The other common criticism is that an overburdensome essential facilities doctrine will discourage innovation. A company is less likely to develop a search engine or a platform if they believe that a court will one day dictate how their service is to be run. This would have more of an impact on future innovation, and could have the unintended consequence of actually solidifying current market shares if startups look at what is happening to the incumbents and get discouraged from trying to topple them through heavy investment, especially if they believed that the law would soon force them to provide competitors access to their assets. Again, the Trinko court explains: “Compelling such firms to share the source of their advantage is in some tension with the underlying purpose of antitrust law, since it may lessen the incentive for the monopolist, the rival, or both to invest in those economically beneficial facilities.”

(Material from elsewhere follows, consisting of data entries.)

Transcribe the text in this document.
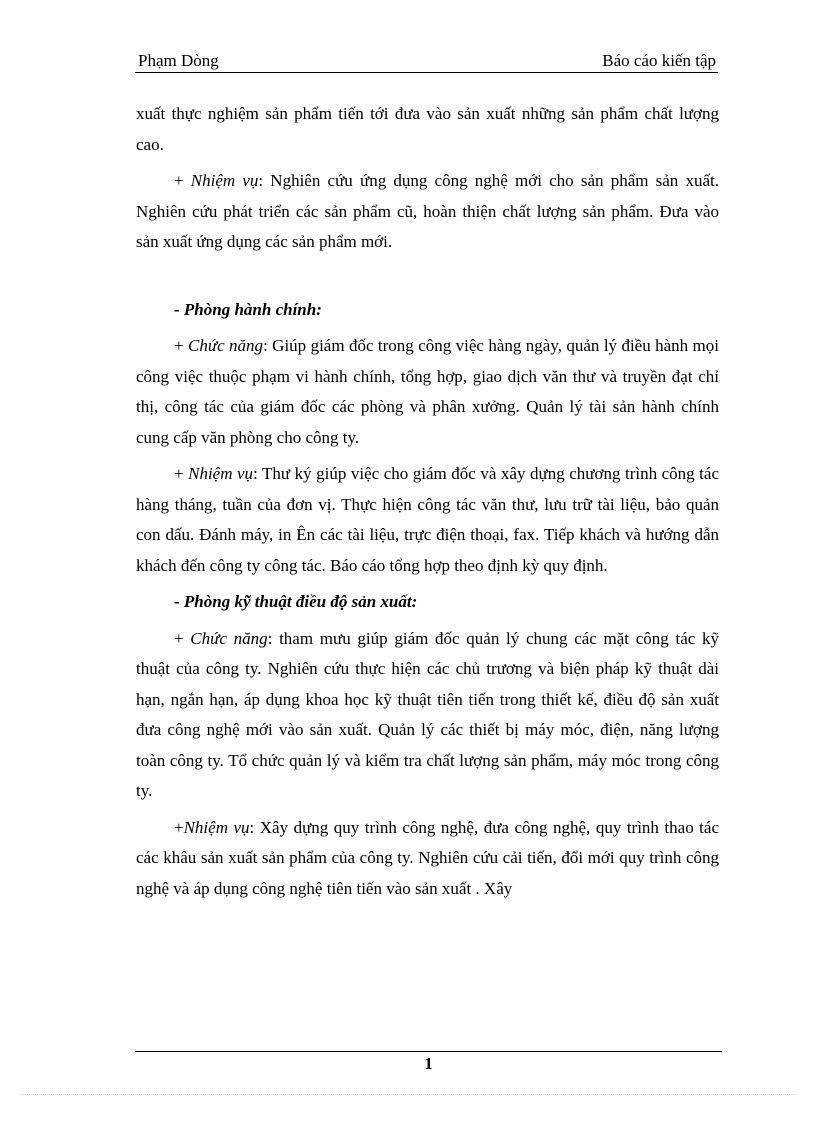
Phạm Dòng	Báo cáo kiến tập

xuất thực nghiệm sản phẩm tiến tới đưa vào sản xuất những sản phẩm chất lượng cao.

+ Nhiệm vụ: Nghiên cứu ứng dụng công nghệ mới cho sản phẩm sản xuất. Nghiên cứu phát triển các sản phẩm cũ, hoàn thiện chất lượng sản phẩm. Đưa vào sản xuất ứng dụng các sản phẩm mới.

- Phòng hành chính:

+ Chức năng: Giúp giám đốc trong công việc hàng ngày, quản lý điều hành mọi công việc thuộc phạm vi hành chính, tổng hợp, giao dịch văn thư và truyền đạt chỉ thị, công tác của giám đốc các phòng và phân xưởng. Quản lý tài sản hành chính cung cấp văn phòng cho công ty.

+ Nhiệm vụ: Thư ký giúp việc cho giám đốc và xây dựng chương trình công tác hàng tháng, tuần của đơn vị. Thực hiện công tác văn thư, lưu trữ tài liệu, bảo quản con dấu. Đánh máy, in Ên các tài liệu, trực điện thoại, fax. Tiếp khách và hướng dẫn khách đến công ty công tác. Báo cáo tổng hợp theo định kỳ quy định.

- Phòng kỹ thuật điều độ sản xuất:

+ Chức năng: tham mưu giúp giám đốc quản lý chung các mặt công tác kỹ thuật của công ty. Nghiên cứu thực hiện các chủ trương và biện pháp kỹ thuật dài hạn, ngắn hạn, áp dụng khoa học kỹ thuật tiên tiến trong thiết kế, điều độ sản xuất đưa công nghệ mới vào sản xuất. Quản lý các thiết bị máy móc, điện, năng lượng toàn công ty. Tổ chức quản lý và kiểm tra chất lượng sản phẩm, máy móc trong công ty.

+Nhiệm vụ: Xây dựng quy trình công nghệ, đưa công nghệ, quy trình thao tác các khâu sản xuất sản phẩm của công ty. Nghiên cứu cải tiến, đổi mới quy trình công nghệ và áp dụng công nghệ tiên tiến vào sản xuất . Xây

1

But the unintended consequences could extend beyond this issue. A mandatory access remedy in tech will discourage companies from allowing third parties to participate in their services. In other words, it might at some point make more sense for a company to release a search product that has no organic results or to remove third party sellers from their platform than it would for these companies to deal with burdensome court oversight of their services.
The risk of unintended consequences and lack of true “essentiality” makes the essential facilities doctrine a poor fit for tech. The doctrine today is a narrow exception, and there simply is not a strong enough case that tech should fit into that exception. While critics may claim space on a platform is “needed” to do business, these claims probably have little effect on competition enforcement policy.